Despite being symbols of fidelity, couples of Mandarin ducks often 'divorce' at the end of the breeding season, and it's unclear whether they reunite with the same partners! However, notwithstanding divorce at the end of the breeding season, Mandarin ducks form strong pair bonds with fierce pair loyalty.
Female mandarin duck (left) and male mandarin duck (right) perched
Mandarin ducks are relatively quiet, and you won’t see them quacking away like other ducks. Their calls are subtle and gentle, especially contrasted against Mallards and other noisy waterfowl. However, the male does have a specific whistling and snorting call, which is usually reserved for the mating season. The female has a subtle ‘ket’ call which sounds somewhat similar to a coot.
After mating, the female alone incubates the eggs for some 30 days, longer in the Northern Hemisphere. The male often leaves before the eggs hatch and doesn’t take part in rearing the chicks. While this seems somewhat at odds with the Mandarin duck’s symbolism, this is typical behaviour amongst ducks in general.

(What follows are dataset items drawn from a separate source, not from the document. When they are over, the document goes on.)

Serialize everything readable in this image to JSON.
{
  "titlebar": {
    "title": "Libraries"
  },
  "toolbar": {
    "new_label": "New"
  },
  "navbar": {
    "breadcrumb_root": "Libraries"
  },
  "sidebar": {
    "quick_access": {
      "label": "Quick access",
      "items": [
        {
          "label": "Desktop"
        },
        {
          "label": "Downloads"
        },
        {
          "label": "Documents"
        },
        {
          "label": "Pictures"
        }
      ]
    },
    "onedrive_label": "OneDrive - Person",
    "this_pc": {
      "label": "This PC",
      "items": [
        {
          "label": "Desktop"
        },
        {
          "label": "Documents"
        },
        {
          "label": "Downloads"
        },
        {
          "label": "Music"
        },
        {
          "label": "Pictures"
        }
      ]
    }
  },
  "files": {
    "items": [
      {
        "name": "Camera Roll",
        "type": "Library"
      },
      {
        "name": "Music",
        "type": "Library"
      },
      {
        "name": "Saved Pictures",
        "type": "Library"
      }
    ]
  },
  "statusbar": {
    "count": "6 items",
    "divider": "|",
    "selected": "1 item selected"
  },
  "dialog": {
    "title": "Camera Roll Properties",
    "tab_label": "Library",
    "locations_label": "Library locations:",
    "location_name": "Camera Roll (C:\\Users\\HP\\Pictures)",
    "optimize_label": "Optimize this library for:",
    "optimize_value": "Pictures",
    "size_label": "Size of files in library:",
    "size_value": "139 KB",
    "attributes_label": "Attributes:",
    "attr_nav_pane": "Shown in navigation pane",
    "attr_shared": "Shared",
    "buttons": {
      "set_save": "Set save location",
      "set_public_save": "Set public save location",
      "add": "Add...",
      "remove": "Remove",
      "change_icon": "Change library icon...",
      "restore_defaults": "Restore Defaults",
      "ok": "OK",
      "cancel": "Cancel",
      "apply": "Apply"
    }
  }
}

With that said, there have been some observed cases of the male incubating the eggs while the female was away, and males do occasionally tend to the female during incubation.
Males are also defensive of the female during the breeding season and either fight off intruders or warn the female of danger. It’s important to highlight that Mandarin duck bonds are strong - studies have revealed that promiscuity and forced copulation are very rare, which contrasts with the behaviour of other ducks.
A female mandarin duck, swimming with her chicks
Mandarin duck couples are often described as playful, and their pair bonds are strong. During the breeding season, paired couples will often isolate themselves from flocks and chase away intruders.